En visite à Bessey, la préfète de la Loire, Muriel Nguyen, a échangé avec la Coopération des Balcons du Mont Pilat sur la souveraineté alimentaire, l’assurance récolte, le plan PARSADA et l’avenir des vergers de pommes ligériens.
À Bessey, sur les coteaux du Pilat, la préfète de la Loire, Muriel Nguyen, est venue échanger avec les arboriculteurs de la Coopération des Balcons du Mont Pilat. Cette structure, née à la fin des années 1980, regroupe aujourd’hui une dizaine d’exploitations et plus de 200 hectares de vergers, avec une production de plusieurs milliers de tonnes de pommes commercialisées sous les marques Balcons du Mont Pilat, Pilat Terroir ou Rosée du Pilat.
Pour l’État, cette visite s’inscrit dans une série de déplacements consacrés à l’agriculture ligérienne. Dès la rentrée, Muriel Nguyen avait déjà été reçue sur plusieurs exploitations pour prendre la mesure, sur le terrain, des difficultés liées aux aléas climatiques, aux coûts de production et aux tensions sur les revenus agricoles. À Bessey, le même fil conducteur est revenu dans les échanges : souveraineté alimentaire, modernisation des vergers, hausse du coût de l’assurance récolte et pression de la concurrence, en France comme à l’international.

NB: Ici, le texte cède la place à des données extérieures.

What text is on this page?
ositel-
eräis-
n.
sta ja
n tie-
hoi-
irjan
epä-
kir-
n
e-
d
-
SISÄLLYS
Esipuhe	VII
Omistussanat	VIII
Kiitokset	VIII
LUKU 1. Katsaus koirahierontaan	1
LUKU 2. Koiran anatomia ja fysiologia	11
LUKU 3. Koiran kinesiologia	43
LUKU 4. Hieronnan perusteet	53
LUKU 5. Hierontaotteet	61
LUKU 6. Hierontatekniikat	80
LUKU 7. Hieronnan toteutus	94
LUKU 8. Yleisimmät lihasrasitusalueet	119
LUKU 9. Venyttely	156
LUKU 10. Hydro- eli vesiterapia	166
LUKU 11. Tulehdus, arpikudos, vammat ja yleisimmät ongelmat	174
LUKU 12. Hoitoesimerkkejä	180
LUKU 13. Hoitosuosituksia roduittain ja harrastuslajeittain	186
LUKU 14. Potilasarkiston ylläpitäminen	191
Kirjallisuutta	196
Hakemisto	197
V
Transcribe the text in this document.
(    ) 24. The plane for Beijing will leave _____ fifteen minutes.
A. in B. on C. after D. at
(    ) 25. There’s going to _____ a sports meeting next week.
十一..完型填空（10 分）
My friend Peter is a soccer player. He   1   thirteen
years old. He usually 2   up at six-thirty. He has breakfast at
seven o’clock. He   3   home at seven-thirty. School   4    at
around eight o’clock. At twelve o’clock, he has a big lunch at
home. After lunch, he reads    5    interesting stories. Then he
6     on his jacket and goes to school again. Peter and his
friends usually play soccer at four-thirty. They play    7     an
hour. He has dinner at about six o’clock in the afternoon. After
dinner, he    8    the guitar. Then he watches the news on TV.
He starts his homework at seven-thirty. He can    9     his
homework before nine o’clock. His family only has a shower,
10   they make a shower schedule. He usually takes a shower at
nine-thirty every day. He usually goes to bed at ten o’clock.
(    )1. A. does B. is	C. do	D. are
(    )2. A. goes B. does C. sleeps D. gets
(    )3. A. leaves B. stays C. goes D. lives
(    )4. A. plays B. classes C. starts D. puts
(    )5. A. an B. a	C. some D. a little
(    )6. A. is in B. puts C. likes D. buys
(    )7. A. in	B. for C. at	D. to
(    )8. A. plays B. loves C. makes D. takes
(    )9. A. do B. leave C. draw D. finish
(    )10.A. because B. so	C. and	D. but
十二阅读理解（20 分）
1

Les arboriculteurs ont insisté sur la fréquence des épisodes de gel, de grêle ou de sécheresse qui fragilisent la filière. La préfète a rappelé le cadre national de la réforme de l’assurance récolte, issue de la loi du 2 mars 2022, qui a remplacé progressivement l’ancien régime des calamités agricoles par un dispositif mixte combinant assurance privée subventionnée et solidarité nationale pour les aléas climatiques majeurs. Sur le terrain, les producteurs soulignent cependant la difficulté à supporter le coût des primes dans un contexte de marges déjà comprimées.
Autre point central : la protection des cultures et l’avenir des produits phytosanitaires. Les échanges ont permis de revenir sur le plan d’action stratégique PARSADA, piloté au niveau national, qui vise à anticiper le retrait européen de certaines substances actives en finançant des solutions alternatives opérationnelles avant leur interdiction. Les arboriculteurs du Pilat, déjà engagés depuis longtemps dans une agriculture plus respectueuse des sols et de la biodiversité, ont alerté sur le décalage entre les exigences réglementaires et la disponibilité réelle de techniques de substitution efficaces dans les vergers de montagne.
La question des prix et des débouchés n’a pas été éludée. Les représentants de la filière ont évoqué l’application des lois EGALIM, censées rééquilibrer les relations commerciales entre producteurs, industriels et grande distribution en partant du coût des matières premières agricoles et en limitant certaines promotions. Sur le papier, ces textes doivent mieux protéger la rémunération des agriculteurs. Dans les faits, plusieurs rapports parlementaires ont déjà souligné les difficultés de mise en œuvre et le manque de transparence sur les marges, ce que les arboriculteurs du Pilat constatent eux aussi lorsqu’ils négocient avec les centrales d’achat.
Enfin, les sujets très locaux sont revenus au premier plan : sécurisation de l’irrigation, gestion de la ressource en eau en période de tension, besoin de main-d’œuvre qualifiée et enjeux de formation pour attirer et maintenir des jeunes dans la filière fruits. La préfète a conclu la rencontre en réaffirmant la volonté de l’État d’accompagner les arboriculteurs dans ces transitions, tout en s’appuyant sur une filière déjà structurée et identifiée comme un marqueur de l’identité ligérienne.